En todo este tiempo que han estado investigando el comportamiento de la tuberculosis, los estudiosos han aprendido que un pequeño porcentaje de los presos (inferior a un 10 %) llega a la cárcel con la infección, a menudo sin síntomas de la enfermedad. También han observado que, tras permanecer un año en reclusión, una de cada cuatro personas que nunca habían padecido tuberculosis daban positivo en los test de detección del bacilo.
Al comparar la evolución de la incidencia de tuberculosis entre 2007 y 2013 en toda la población carcelaria de Mato Grosso do Sul, el médico Tarub Mabud, del equipo de Stanford, constató que la tasa de nuevos casos registrados entre los reclusos recientes era de 111 por cada 100.000 personas. Entre los presos que habían pasado 5,2 años encarcelados la tasa era casi 12 veces mayor. Las proyecciones efectuadas por el grupo y publicadas en 2019 en la revista PLOS Medicine apuntan que ese índice sigue siendo mucho más alto entre estas personas incluso cuando ha pasado un largo tiempo desde que salieron en libertad. “Pasan siete años para que la tasa de nuevos casos de tuberculosis entre los exconvictos se equipare a la del resto de la población”, dice el enfermero Everton Lemos, de la Universidad Estadual de Mato Grosso do Sul (UEMS), coautor del estudio.

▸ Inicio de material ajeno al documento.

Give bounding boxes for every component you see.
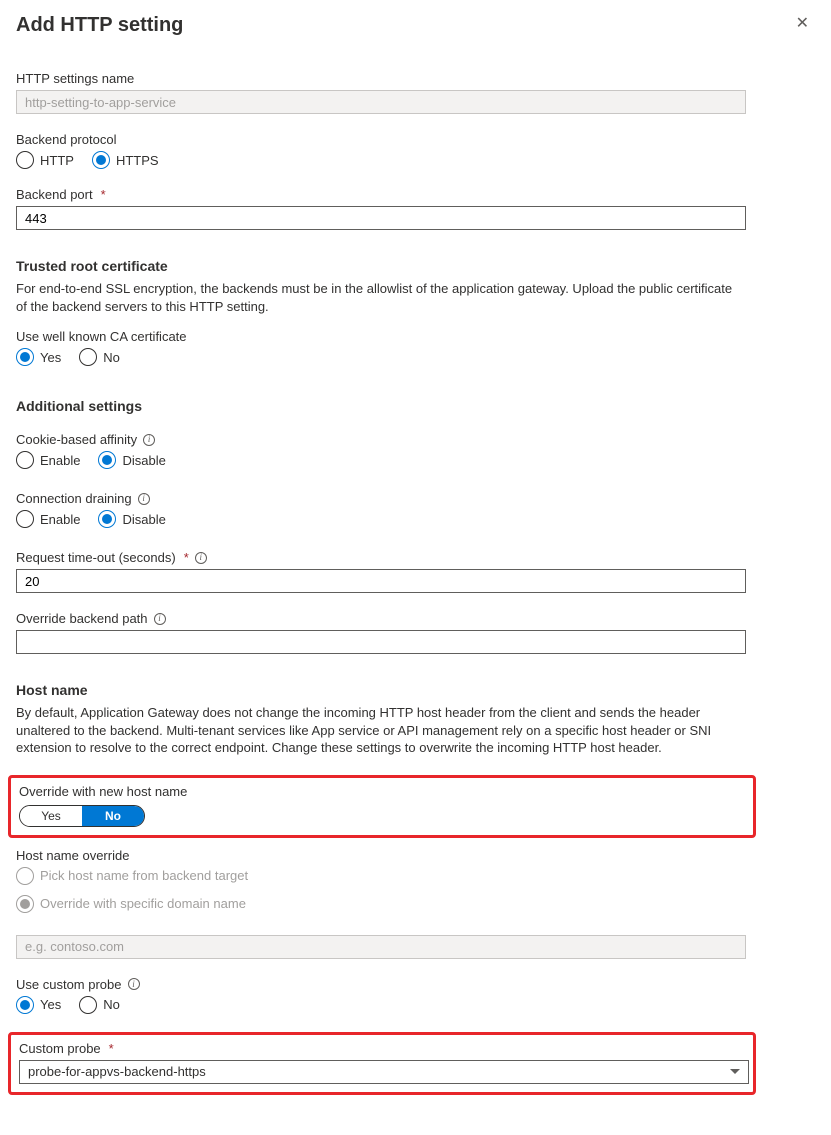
override-new-host-toggle[interactable]: Yes No [19,805,145,827]
use-custom-probe-no-radio[interactable]: No [79,996,120,1014]
trusted-root-cert-help: For end-to-end SSL encryption, the backe… [16,280,746,315]
page-title: Add HTTP setting [16,14,183,37]
host-override-domain-input[interactable] [16,935,746,959]
radio-circle-icon [98,510,116,528]
custom-probe-label: Custom probe* [19,1041,745,1056]
required-asterisk: * [109,1041,114,1056]
http-settings-name-input[interactable] [16,90,746,114]
http-settings-name-label: HTTP settings name [16,71,815,86]
use-custom-probe-label: Use custom probe i [16,977,815,992]
use-custom-probe-yes-radio[interactable]: Yes [16,996,61,1014]
chevron-down-icon [730,1069,740,1074]
required-asterisk: * [101,187,106,202]
connection-draining-label: Connection draining i [16,491,815,506]
radio-label: HTTPS [116,153,159,168]
custom-probe-select[interactable]: probe-for-appvs-backend-https [19,1060,749,1084]
info-icon[interactable]: i [195,552,207,564]
override-new-host-label: Override with new host name [19,784,745,799]
override-new-host-no[interactable]: No [82,806,144,826]
radio-circle-icon [16,510,34,528]
radio-label: Enable [40,453,80,468]
backend-protocol-label: Backend protocol [16,132,815,147]
radio-label: Pick host name from backend target [40,868,248,883]
host-name-heading: Host name [16,682,815,698]
custom-probe-value: probe-for-appvs-backend-https [28,1064,206,1079]
radio-circle-icon [16,867,34,885]
radio-circle-icon [79,996,97,1014]
radio-label: Yes [40,350,61,365]
override-new-host-yes[interactable]: Yes [20,806,82,826]
cookie-affinity-enable-radio[interactable]: Enable [16,451,80,469]
radio-circle-icon [98,451,116,469]
radio-label: HTTP [40,153,74,168]
additional-settings-heading: Additional settings [16,398,815,414]
backend-port-input[interactable] [16,206,746,230]
radio-circle-icon [16,895,34,913]
required-asterisk: * [184,550,189,565]
override-backend-path-label: Override backend path i [16,611,815,626]
info-icon[interactable]: i [154,613,166,625]
radio-label: Yes [40,997,61,1012]
radio-circle-icon [16,451,34,469]
trusted-root-cert-heading: Trusted root certificate [16,258,815,274]
info-icon[interactable]: i [143,434,155,446]
cookie-affinity-disable-radio[interactable]: Disable [98,451,165,469]
use-well-known-ca-label: Use well known CA certificate [16,329,815,344]
backend-protocol-http-radio[interactable]: HTTP [16,151,74,169]
radio-label: Override with specific domain name [40,896,246,911]
info-icon[interactable]: i [128,978,140,990]
connection-draining-disable-radio[interactable]: Disable [98,510,165,528]
radio-circle-icon [79,348,97,366]
request-timeout-input[interactable] [16,569,746,593]
radio-label: No [103,997,120,1012]
radio-circle-icon [16,151,34,169]
radio-label: Enable [40,512,80,527]
well-known-ca-no-radio[interactable]: No [79,348,120,366]
radio-circle-icon [92,151,110,169]
info-icon[interactable]: i [138,493,150,505]
backend-port-label: Backend port* [16,187,815,202]
radio-label: Disable [122,512,165,527]
host-name-help: By default, Application Gateway does not… [16,704,746,757]
override-host-highlight: Override with new host name Yes No [8,775,756,838]
override-backend-path-input[interactable] [16,630,746,654]
request-timeout-label: Request time-out (seconds)* i [16,550,815,565]
host-name-override-label: Host name override [16,848,815,863]
well-known-ca-yes-radio[interactable]: Yes [16,348,61,366]
host-override-pick-radio: Pick host name from backend target [16,867,815,885]
host-override-specific-radio: Override with specific domain name [16,895,815,913]
backend-protocol-https-radio[interactable]: HTTPS [92,151,159,169]
radio-label: Disable [122,453,165,468]
close-icon[interactable]: ✕ [790,14,815,34]
radio-circle-icon [16,996,34,1014]
radio-circle-icon [16,348,34,366]
connection-draining-enable-radio[interactable]: Enable [16,510,80,528]
radio-label: No [103,350,120,365]
custom-probe-highlight: Custom probe* probe-for-appvs-backend-ht… [8,1032,756,1095]
cookie-affinity-label: Cookie-based affinity i [16,432,815,447]
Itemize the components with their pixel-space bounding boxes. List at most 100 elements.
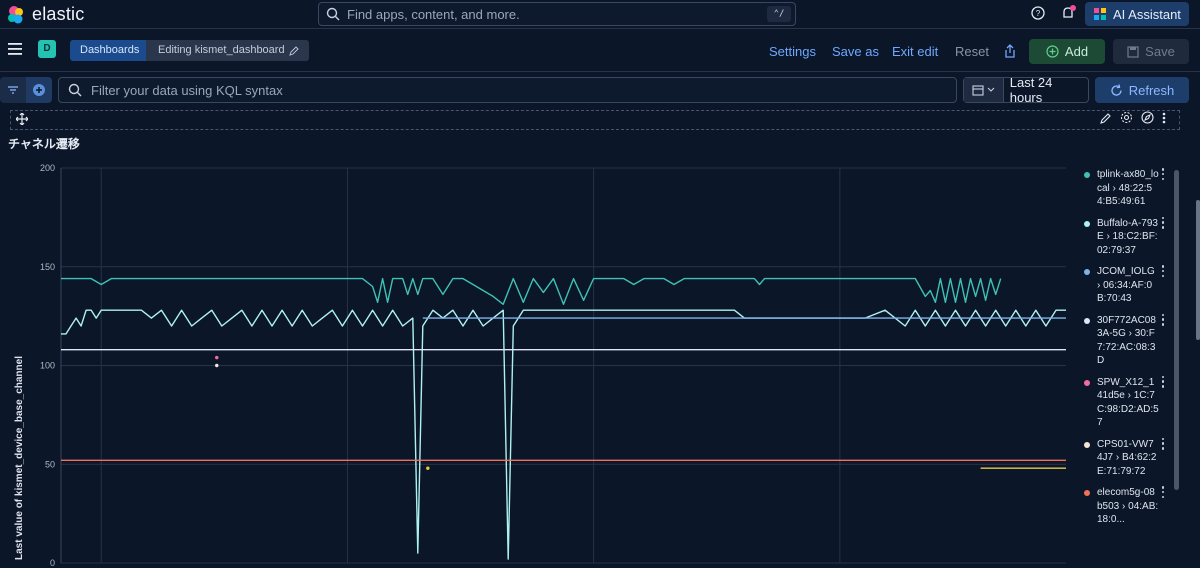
refresh-label: Refresh xyxy=(1128,82,1175,98)
legend-swatch xyxy=(1084,269,1090,275)
calendar-icon xyxy=(972,85,984,96)
breadcrumb-dashboards[interactable]: Dashboards xyxy=(70,40,162,61)
page-scrollbar[interactable] xyxy=(1196,200,1200,340)
settings-link[interactable]: Settings xyxy=(769,44,816,59)
date-picker[interactable]: Last 24 hours xyxy=(963,75,1089,105)
legend-action-icon[interactable] xyxy=(1159,168,1167,180)
kql-placeholder: Filter your data using KQL syntax xyxy=(91,82,283,98)
y-tick-label: 150 xyxy=(40,262,55,272)
compass-icon[interactable] xyxy=(1141,111,1154,124)
global-search-input[interactable]: Find apps, content, and more. ⌃/ xyxy=(318,2,796,26)
search-icon xyxy=(68,83,82,97)
move-icon xyxy=(16,113,28,125)
elastic-logo[interactable]: elastic xyxy=(6,4,84,25)
chart-series xyxy=(61,277,1066,560)
legend-swatch xyxy=(1084,379,1090,386)
y-tick-label: 50 xyxy=(45,459,55,469)
legend-label: CPS01-VW74J7 › B4:62:2E:71:79:72 xyxy=(1097,438,1157,477)
legend-item[interactable]: Buffalo-A-793E › 18:C2:BF:02:79:37 xyxy=(1082,216,1172,258)
panel-drag-handle[interactable] xyxy=(12,112,32,126)
legend-label: tplink-ax80_local › 48:22:54:B5:49:61 xyxy=(1097,169,1159,207)
legend-action-icon[interactable] xyxy=(1159,375,1167,388)
chevron-down-icon xyxy=(987,87,995,92)
elastic-logo-icon xyxy=(8,5,23,23)
series-line-0[interactable] xyxy=(61,277,1002,305)
breadcrumb-current[interactable]: Editing kismet_dashboard xyxy=(146,40,309,61)
legend-swatch xyxy=(1084,441,1090,448)
panel-actions xyxy=(1100,111,1166,124)
search-placeholder: Find apps, content, and more. xyxy=(347,6,520,22)
space-avatar[interactable]: D xyxy=(38,40,56,58)
brand-name: elastic xyxy=(32,4,85,24)
line-chart[interactable]: 0 50 100 150 200 Last value of kismet_device… xyxy=(0,150,1080,568)
search-icon xyxy=(326,7,340,21)
legend-item[interactable]: tplink-ax80_local › 48:22:54:B5:49:61 xyxy=(1082,168,1172,209)
legend-label: SPW_X12_141d5e › 1C:7C:98:D2:AD:57 xyxy=(1097,376,1159,429)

Los investigadores ya sabían que las altas tasas de tuberculosis en los presidios no constituyen un problema solamente para los detenidos. En 2013, la farmacéutica Flávia Patussi Sacchi cotejó las características genéticas de los bacilos aislados de 240 casos de tuberculosis (60 de presos o expresidiarios y 180 de ciudadanos de la comunidad) registrados entre 2009 y 2013 en Dourados (Mato Grosso do Sul). En el 54 % de los casos, las cepas de M. tuberculosis halladas entre quienes nunca habían estado tras las rejas eran genéticamente similares a las de los presos y exconvictos, tal como lo informó en su momento en un artículo publicado en la revista Emerging Infectious Diseases.